6-11 「敵の敵も敵」
まずやらなきゃならないのは一志と合流……で良いよな?このまま紫苑の方に突っ込むべき?ぶっちゃけ即時離脱が出来ない俺なんてただの的だぞ?
「なんちゃって瞬間移動もこの密集度じゃ使えねえし……」
あれこれもしかしなくても殲滅以外の作戦ない感じ??一志は気付……いてなくてもあんな感じだろうなぁ。迂闊に近付いてグーパンは嫌だけど、合流しなくてうっかりグーパンくらうのも嫌だな。思考を回しつつすっ飛んできた別のロボットを踏み台にして高さをキープする。
「能力ありきだとこんなに楽かぁ……」
結構なクールタイムが必要になったけど、それにしたって能力があるだけでここまで対処が楽になるとは思ってもみなかった。……相当能力に頼り切ってたってことだよな、いや空中戦とか能力ないとお話にならないからそりゃそうだろって感じではあるんだけどさ。

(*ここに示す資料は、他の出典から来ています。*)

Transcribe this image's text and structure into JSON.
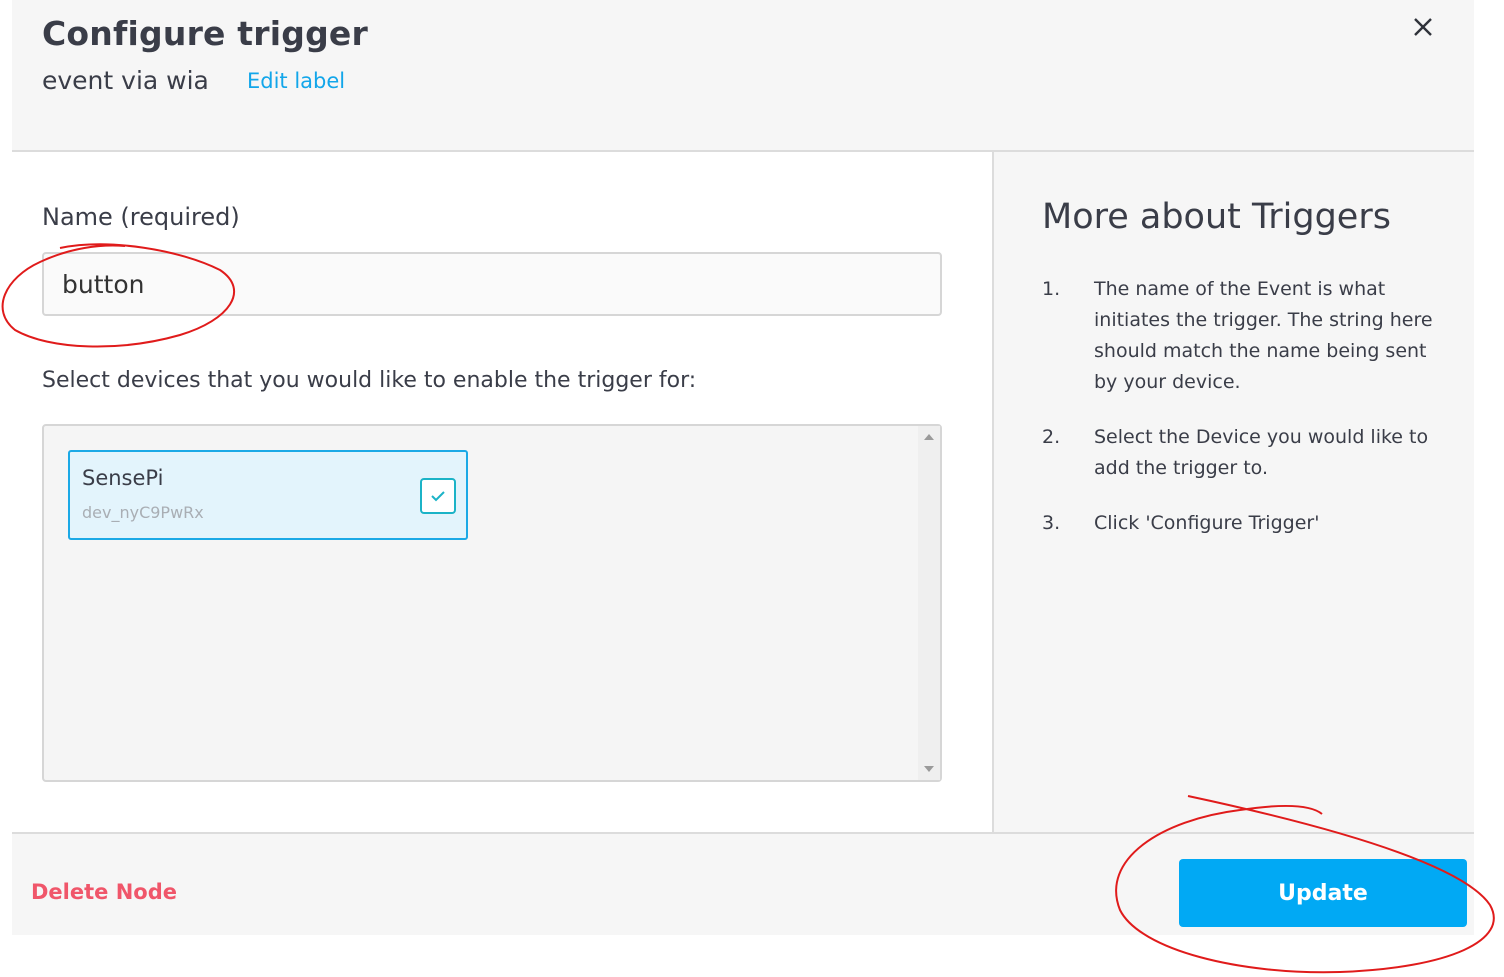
{
  "header": {
    "title": "Configure trigger",
    "subtitle": "event via wia",
    "edit_label": "Edit label"
  },
  "form": {
    "name_label": "Name (required)",
    "name_value": "button",
    "devices_label": "Select devices that you would like to enable the trigger for:",
    "devices": [
      {
        "name": "SensePi",
        "id": "dev_nyC9PwRx",
        "selected": true
      }
    ]
  },
  "info": {
    "title": "More about Triggers",
    "steps": [
      {
        "num": "1.",
        "text": "The name of the Event is what initiates the trigger. The string here should match the name being sent by your device."
      },
      {
        "num": "2.",
        "text": "Select the Device you would like to add the trigger to."
      },
      {
        "num": "3.",
        "text": "Click 'Configure Trigger'"
      }
    ]
  },
  "footer": {
    "delete_label": "Delete Node",
    "update_label": "Update"
  },
  "colors": {
    "accent": "#01a9f4",
    "link": "#12a6ea",
    "danger": "#f0566a",
    "annotation": "#e01b1b"
  }
}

紫苑達は動いてない。動けない訳じゃなさそうだけど……穴の前でただ突っ立ってるだけに見えるな。あの穴本当に何?まさかあそこが楽園の入り口とか言わないよな???地面に降りることなく声だけを張り上げる。
「紫苑!!初めまして!!」
「……明保野、恭也」
おっ俺のこと知ってんだ。そりゃあの大学に通ってんなら知っててもおかしくないんだよな。説明は……いらなさそう、受容体あるんだから殆ど知られてるとみていいのか……良いよな、説明してる暇ないし。
「帰るぞ!」
「……駄目だ」
お?お前も自己犠牲か?全力で俺も抵抗させてもらうが??諦め微笑みはもう散々見たからな、一応理由は聞くけど、理由を聞いた俺が大人しくなるとは思うなよ??
「俺は、楽園を開くつもりなんてない」
「?」
「大丈夫。これは、俺のエゴだ」
おい説明しろ、お前が納得しても俺は微塵も分かってねーぞ。エゴってなんだ、それ自己犠牲だったりしないか?楽園を開くつもりない、でもここにいる、明らかにとっ捕まってる姿……どこを見て大丈夫って言えるんだよ。
「どうせ、俺は死ねない。だからそう心配するな」
分からん分からん、絶対遠回しな言い方して煙に巻こうとしてるぞ……俺の直感が言ってる、大丈夫だなんて幻想だって。
「御託はいい!こっちに……!」
「そうですね、矢張り約束は果たして貰わねば」
うわ出た。ほんとに出た。
「コレット・エル・ターズ!!!」
「っ」
「此方は歴とした取引を経て貴方の身柄を引き取りに来たのです。ねぇ?」
おい顔近付けんな、紫苑に圧かけんな!
「お前自分の役割失敗してんじゃねーか!」
「いいえ?私はちゃんと役目を果たしましたとも。『聖杯が役目を果たすまで面倒を見ろ』とは言われておりませんのでね。貴方と出会ったのはそう……追加報酬を貰おうかと思っただけです」
「負け惜しみ!!!」
ああ言えばこう言うな全くもう!!どうする、絶対あれ外装なんだけどどうやって仕留める!?取り敢えず一回分の手札切って接近する。
「おや、契約違反者が騒がしい」
っおいアイツ普通に強いが!?周囲にいたリューイの人間?が一瞬で倒されて……やばい、このままじゃ紫苑が攫われる!
「しおっ」
横から気配!能力は使えない、無理やり体捻って剣を挟んで、それでも衝撃を殺しきれずに息が詰まる。ああくっそ、無茶苦茶煽るような表情しやがって。
「明保野!」
「いってぇな……二度目の着替えが必要になっちまうだろうが」
来華……じゃないよな、目の色違うし。色違い……ってことは受容体による劣化版と判断してよろしいか?確認は出来ないけど、多分コイツ青の呪い……をもとにしてるっぽいんだよな。おい青の呪いオーバーワークすぎだろ。